Глаза бездны - стр. 24
У Нади волосы были светлее, почти белые, а летом, в экспедициях, выгорали еще сильнее. Но, когда она быстро вскакивала с места, чем-то увлеченная или взволнованная, они вот так же взлетали густой волной, и в них вспыхивали золотые искорки. И губу она, сердясь, прикусывала так же. Он мысленно вернулся к тому далекому дню, когда она разозлилась, узнав, что он не решается сделать ей предложение. Он тогда мямлил что-то:
– Я подумал, да зачем тебе это нужно? Я же геолог, меня вечно дома не будет. В поле по нескольку месяцев. И денег кот наплакал. Я просто не имею права втягивать тебя во все это.

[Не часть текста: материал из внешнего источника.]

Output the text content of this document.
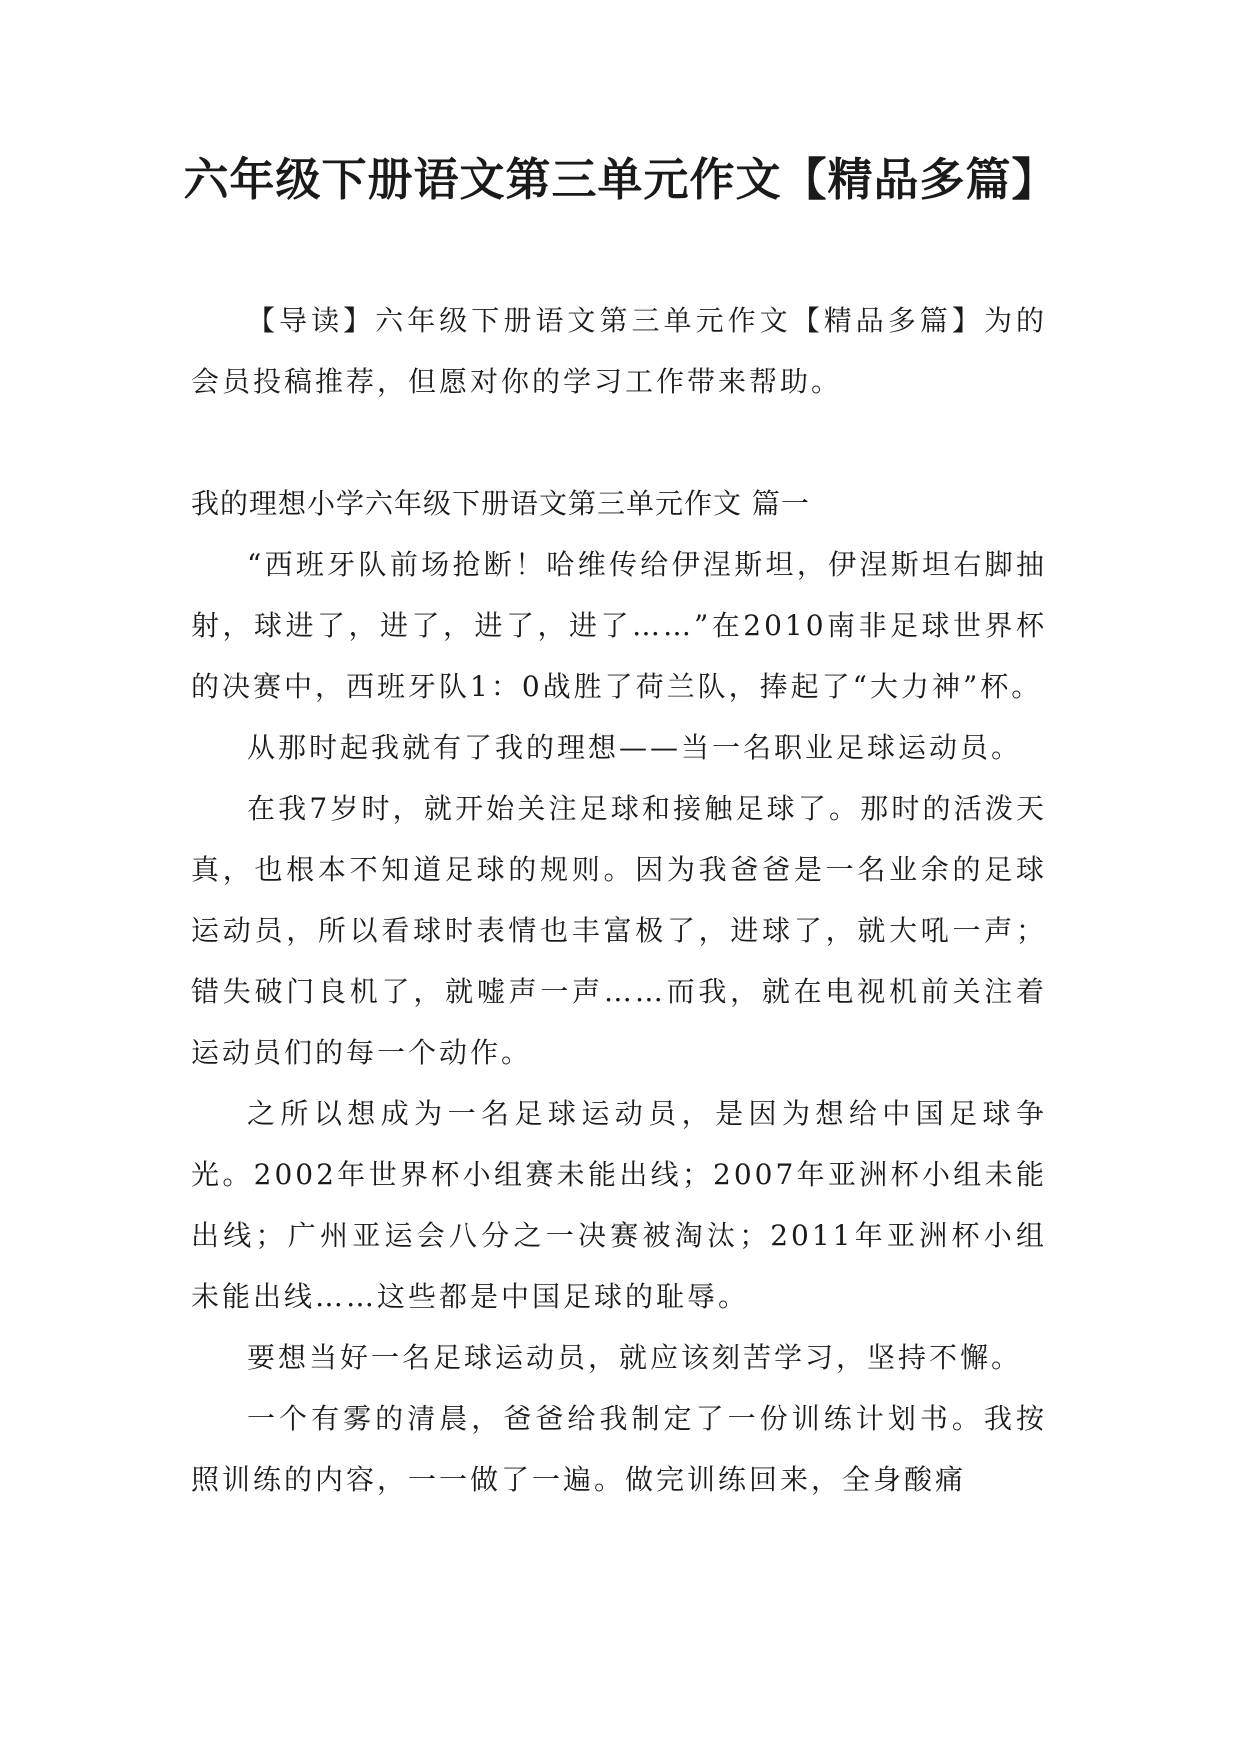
六年级下册语文第三单元作文【精品多篇】

【导读】六年级下册语文第三单元作文【精品多篇】为的会员投稿推荐，但愿对你的学习工作带来帮助。

我的理想小学六年级下册语文第三单元作文 篇一

“西班牙队前场抢断！哈维传给伊涅斯坦，伊涅斯坦右脚抽射，球进了，进了，进了，进了……”在2010南非足球世界杯的决赛中，西班牙队1：0战胜了荷兰队，捧起了“大力神”杯。

从那时起我就有了我的理想——当一名职业足球运动员。

在我7岁时，就开始关注足球和接触足球了。那时的活泼天真，也根本不知道足球的规则。因为我爸爸是一名业余的足球运动员，所以看球时表情也丰富极了，进球了，就大吼一声；错失破门良机了，就嘘声一声……而我，就在电视机前关注着运动员们的每一个动作。

之所以想成为一名足球运动员，是因为想给中国足球争光。2002年世界杯小组赛未能出线；2007年亚洲杯小组未能出线；广州亚运会八分之一决赛被淘汰；2011年亚洲杯小组未能出线……这些都是中国足球的耻辱。

要想当好一名足球运动员，就应该刻苦学习，坚持不懈。

一个有雾的清晨，爸爸给我制定了一份训练计划书。我按照训练的内容，一一做了一遍。做完训练回来，全身酸痛
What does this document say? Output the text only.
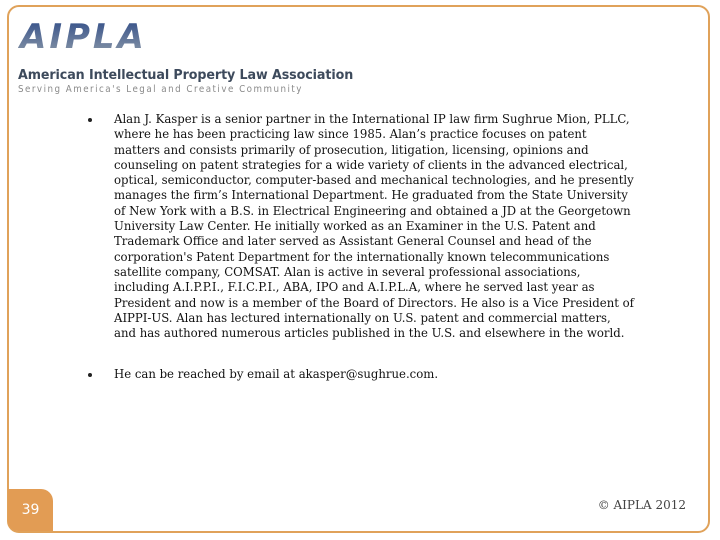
AIPLA
American Intellectual Property Law Association
Serving America's Legal and Creative Community
Alan J. Kasper is a senior partner in the International IP law firm Sughrue Mion, PLLC, where he has been practicing law since 1985. Alan’s practice focuses on patent matters and consists primarily of prosecution, litigation, licensing, opinions and counseling on patent strategies for a wide variety of clients in the advanced electrical, optical, semiconductor, computer-based and mechanical technologies, and he presently manages the firm’s International Department. He graduated from the State University of New York with a B.S. in Electrical Engineering and obtained a JD at the Georgetown University Law Center. He initially worked as an Examiner in the U.S. Patent and Trademark Office and later served as Assistant General Counsel and head of the corporation's Patent Department for the internationally known telecommunications satellite company, COMSAT. Alan is active in several professional associations, including A.I.P.P.I., F.I.C.P.I., ABA, IPO and A.I.P.L.A, where he served last year as President and now is a member of the Board of Directors. He also is a Vice President of AIPPI-US. Alan has lectured internationally on U.S. patent and commercial matters, and has authored numerous articles published in the U.S. and elsewhere in the world.
He can be reached by email at akasper@sughrue.com.
39	© AIPLA 2012
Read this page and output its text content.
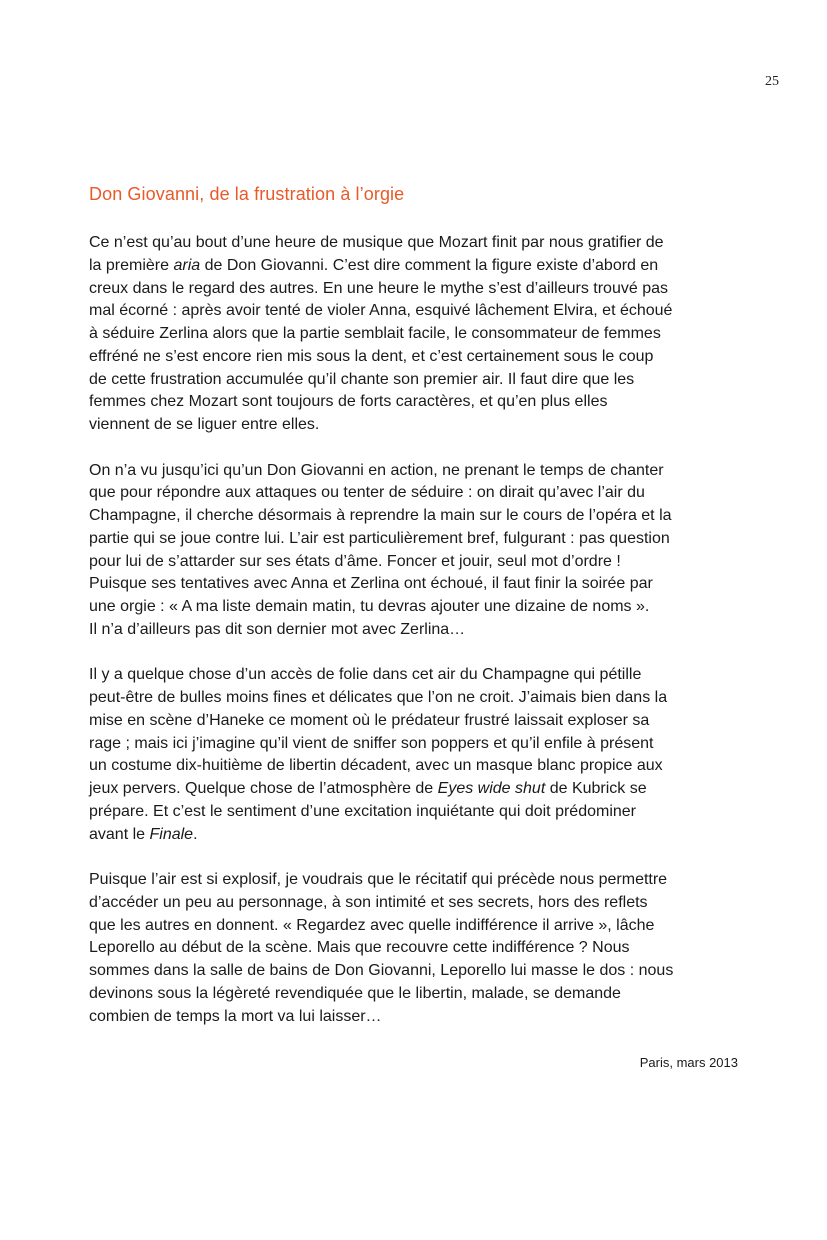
25
Don Giovanni, de la frustration à l’orgie

Ce n’est qu’au bout d’une heure de musique que Mozart finit par nous gratifier de
la première aria de Don Giovanni. C’est dire comment la figure existe d’abord en
creux dans le regard des autres. En une heure le mythe s’est d’ailleurs trouvé pas
mal écorné : après avoir tenté de violer Anna, esquivé lâchement Elvira, et échoué
à séduire Zerlina alors que la partie semblait facile, le consommateur de femmes
effréné ne s’est encore rien mis sous la dent, et c’est certainement sous le coup
de cette frustration accumulée qu’il chante son premier air. Il faut dire que les
femmes chez Mozart sont toujours de forts caractères, et qu’en plus elles
viennent de se liguer entre elles.

On n’a vu jusqu’ici qu’un Don Giovanni en action, ne prenant le temps de chanter
que pour répondre aux attaques ou tenter de séduire : on dirait qu’avec l’air du
Champagne, il cherche désormais à reprendre la main sur le cours de l’opéra et la
partie qui se joue contre lui. L’air est particulièrement bref, fulgurant : pas question
pour lui de s’attarder sur ses états d’âme. Foncer et jouir, seul mot d’ordre !
Puisque ses tentatives avec Anna et Zerlina ont échoué, il faut finir la soirée par
une orgie : « A ma liste demain matin, tu devras ajouter une dizaine de noms ».
Il n’a d’ailleurs pas dit son dernier mot avec Zerlina…

Il y a quelque chose d’un accès de folie dans cet air du Champagne qui pétille
peut-être de bulles moins fines et délicates que l’on ne croit. J’aimais bien dans la
mise en scène d’Haneke ce moment où le prédateur frustré laissait exploser sa
rage ; mais ici j’imagine qu’il vient de sniffer son poppers et qu’il enfile à présent
un costume dix-huitième de libertin décadent, avec un masque blanc propice aux
jeux pervers. Quelque chose de l’atmosphère de Eyes wide shut de Kubrick se
prépare. Et c’est le sentiment d’une excitation inquiétante qui doit prédominer
avant le Finale.

Puisque l’air est si explosif, je voudrais que le récitatif qui précède nous permettre
d’accéder un peu au personnage, à son intimité et ses secrets, hors des reflets
que les autres en donnent. « Regardez avec quelle indifférence il arrive », lâche
Leporello au début de la scène. Mais que recouvre cette indifférence ? Nous
sommes dans la salle de bains de Don Giovanni, Leporello lui masse le dos : nous
devinons sous la légèreté revendiquée que le libertin, malade, se demande
combien de temps la mort va lui laisser…

Paris, mars 2013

Ты… ты такая красивая, молодая…
И Надя тогда вот так же прикусила нижнюю губу, пару раз глубоко вдохнула, пытаясь успокоиться, а потом все же не выдержала, подскочила со скамейки, и золотые волосы взметнулись и рассыпались по плечам. Ткнула ему в грудь свой маленький кулачок и заорала:
– Совсем дурак, да? А я-то голову ломаю, что это с тобой случилось. Думаю, наверно, он встретил кого-то или просто меня разлюбил. А ты, оказывается, все это время себя накручивал и строил из себя жертву?
– Я не строил, – пытался оправдаться он. – Я правда думаю, что не имею права…
– Да замолчи ты – право, право, – сердито оборвала она. – Противно слушать. Не нужны мне никакие права, кроме права быть с тобой. Молодая, красивая – тоже придумал. Что ж мне теперь, срочно стать старой и уродливой, чтобы ты перестал терзаться? В общем, и слушать ничего не хочу. Срочно веди меня в ЗАГС!
– Ну а как же экспедиции?
– Вместе будем ездить в экспедиции. Я тоже геолог, не забыл? И совершенно не собираюсь просиживать штаны в московском офисе. Так-то!
Это было просто смешно. Как он, такой сильный, суровый, властный, никогда не мог справиться с этой мелкой пигалицей. Стоило ей прикусить губу, нахмуриться и начать отчитывать его своим тоненьким детским голоском – и он ничего уже не мог поделать. Думал иногда, вот бы его коллеги или знакомые, которые всегда слегка побаивались его за мрачноватый вид, увидели, как он теряется перед этой смешной девчонкой. Многие, наверное, считали, что он этакий домашний тиран, а на самом деле все окончательные решения в их семье принимала она, Надя.
Раз Надя решила, что ездить в экспедиции они будут вместе, они и ездили вместе. И она никогда не жаловалась ни на удушающую степную жару, ни на пронизывающий сибирский холод. Проходила любые маршруты, от которых и здоровые мужики выли в изнеможении, спала иногда на голой земле, ела, что придется, голыми руками брала образцы. Он даже гордился: вон у меня какая жена, не изнеженная барышня, а свой парень. Все может, не хуже мужчин. Ему нравилось так думать, и Наде нравилось. Вот однажды они и доигрались.
Он ведь тогда, перед экспедицией, снова пытался ее убедить, что на этот раз ей ехать не стоит. К тому времени его уже назначили руководителем, он сам утверждал маршрут, отлично понимал, какие будут условия. Но куда там, разве можно было свернуть Надьку с намеченного пути? Она нервно вскакивала, прикусывала губу, топала ногами, раздувала ноздри.
– Что за дискриминация? Я, в первую очередь, ученый, а потом уже женщина! Грекова ты же не отстраняешь от экспедиции, а у него, между прочим, астма. А я – здорова как бык! И ты не можешь лишать меня работы только по половому признаку.